Let’s be clear: federal food benefits aren’t a luxury. They’re a necessity. And cutting them doesn’t encourage “self-reliance.” It punishes people for surviving in a system that was never built for their success. The push for increased work requirements ignores the reality that many recipients already work — multiple jobs — and still fall short because wages remain stagnant and the cost of living keeps climbing.

Food insecurity isn’t about laziness. It’s about policy failure. And if states are forced to pick up the slack after federal rollbacks, that means making impossible choices: cut from where? Which families get support and which don’t? Who’s deemed “deserving,” and who isn’t?

Michigan has already begun to map out the potential fallout. After recently analyzing how proposed Medicaid cuts would gut the system, the state is now examining how food assistance reductions would hit local communities. While those findings are still underway, we don’t need to wait for another report to know who gets left behind.

Black families.
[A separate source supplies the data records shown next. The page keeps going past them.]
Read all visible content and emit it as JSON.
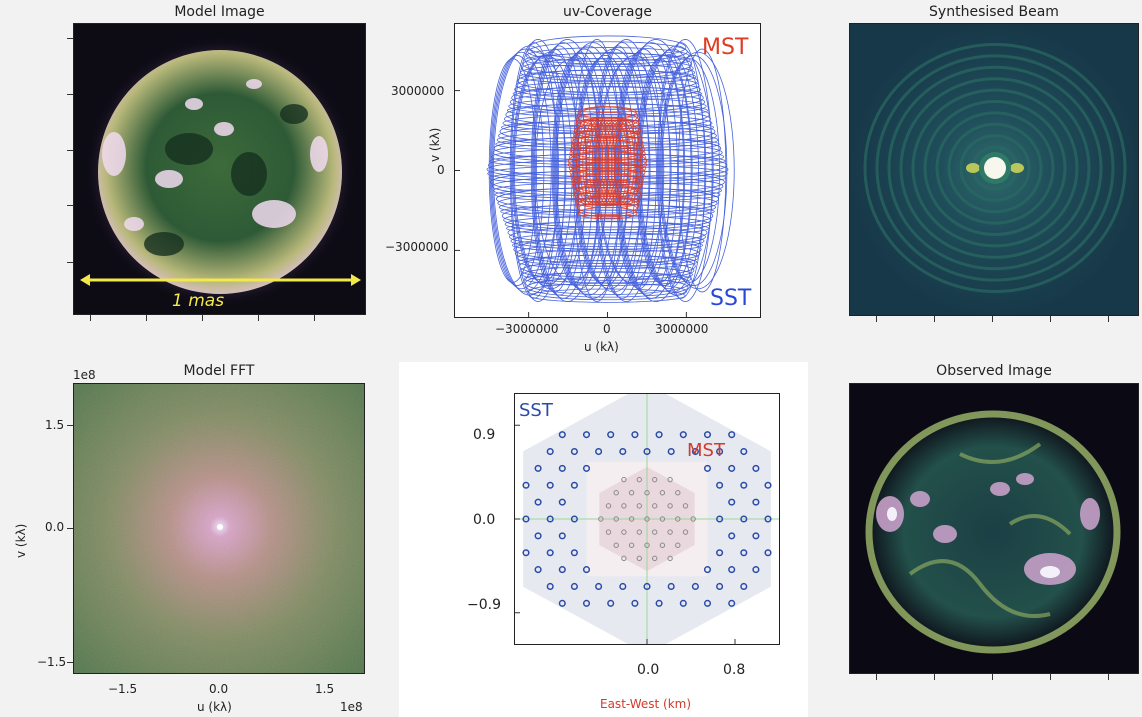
{
  "chart_data": [
    {
      "type": "heatmap",
      "title": "Model Image",
      "annotation": "1 mas",
      "colors": {
        "annotation": "#f2e84a"
      }
    },
    {
      "type": "scatter",
      "title": "uv-Coverage",
      "xlabel": "u (kλ)",
      "ylabel": "v (kλ)",
      "xticks": [
        -3000000,
        0,
        3000000
      ],
      "xtick_labels": [
        "−3000000",
        "0",
        "3000000"
      ],
      "yticks": [
        3000000,
        0,
        -3000000
      ],
      "ytick_labels": [
        "3000000",
        "0",
        "−3000000"
      ],
      "xlim": [
        -5800000,
        5800000
      ],
      "ylim": [
        -5500000,
        5500000
      ],
      "series": [
        {
          "name": "MST",
          "color": "#e03a22"
        },
        {
          "name": "SST",
          "color": "#2747d6"
        }
      ]
    },
    {
      "type": "heatmap",
      "title": "Synthesised Beam"
    },
    {
      "type": "heatmap",
      "title": "Model FFT",
      "xlabel": "u (kλ)",
      "ylabel": "v (kλ)",
      "xtick_labels": [
        "−1.5",
        "0.0",
        "1.5"
      ],
      "ytick_labels": [
        "1.5",
        "0.0",
        "−1.5"
      ],
      "x_offset": "1e8",
      "y_offset": "1e8"
    },
    {
      "type": "scatter",
      "title": "",
      "xlabel": "East-West (km)",
      "xticks": [
        0.0,
        0.8
      ],
      "xtick_labels": [
        "0.0",
        "0.8"
      ],
      "yticks": [
        0.9,
        0.0,
        -0.9
      ],
      "ytick_labels": [
        "0.9",
        "0.0",
        "−0.9"
      ],
      "xlim": [
        -1.2,
        1.2
      ],
      "ylim": [
        -1.2,
        1.2
      ],
      "series": [
        {
          "name": "SST",
          "color": "#2a4aa8"
        },
        {
          "name": "MST",
          "color": "#d33a2a"
        }
      ]
    },
    {
      "type": "heatmap",
      "title": "Observed Image"
    }
  ]
}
Rural families. Working poor families. Those who already bear the weight of economic inequity are always the first to feel the pressure when these cuts come down.

Programs like SUN Bucks are essential stopgaps, but they’re not long-term solutions. They’re built to catch us — temporarily — when the larger system fails to show up. The $40 per child, per month is a meaningful gesture. But groceries don’t cost less just because it’s summer. And hunger doesn’t pause until Labor Day.

It’s time to shift the narrative. Assistance should not be framed as a handout, but as a baseline for dignity. When families have enough food, everything else stabilizes — health, education, even economic mobility. When they don’t, we all pay for it — through higher healthcare costs, increased school absenteeism, and community-level instability.

This isn’t just about families. It’s about the local economy. Grocery stores in urban neighborhoods stay open because of the buying power provided through food assistance. Farmers and food producers benefit when SNAP dollars are used at farmers markets. Even city and state governments rely on these federal programs to avoid deeper social costs.

If those benefits are cut, the impact won’t be limited to households. It will spread across neighborhoods — especially the ones that already face disinvestment.

SUN Bucks, for now, offers a chance for some families to breathe easier. But it also reminds us how fragile the system is, and how deeply political decisions — far from our blocks and school boards — impact our day-to-day lives.

To the families who qualify, now is the time to make sure your benefits are in order. If you receive SNAP, Medicaid, or TANF, you’re already enrolled. But if you’re unsure, double check. Visit the state’s website and find the application — not later, but now.

To the organizers, educators, pastors, and community leaders — keep spreading the word. Not just about SUN Bucks, but about what’s happening behind the scenes. This is the time to amplify, to advocate, and to ensure no child in our community goes hungry this summer or the ones that follow.

Because food justice is not a seasonal fight. And Michigan families — especially Black families — cannot afford to be collateral damage in political games played hundreds of miles away.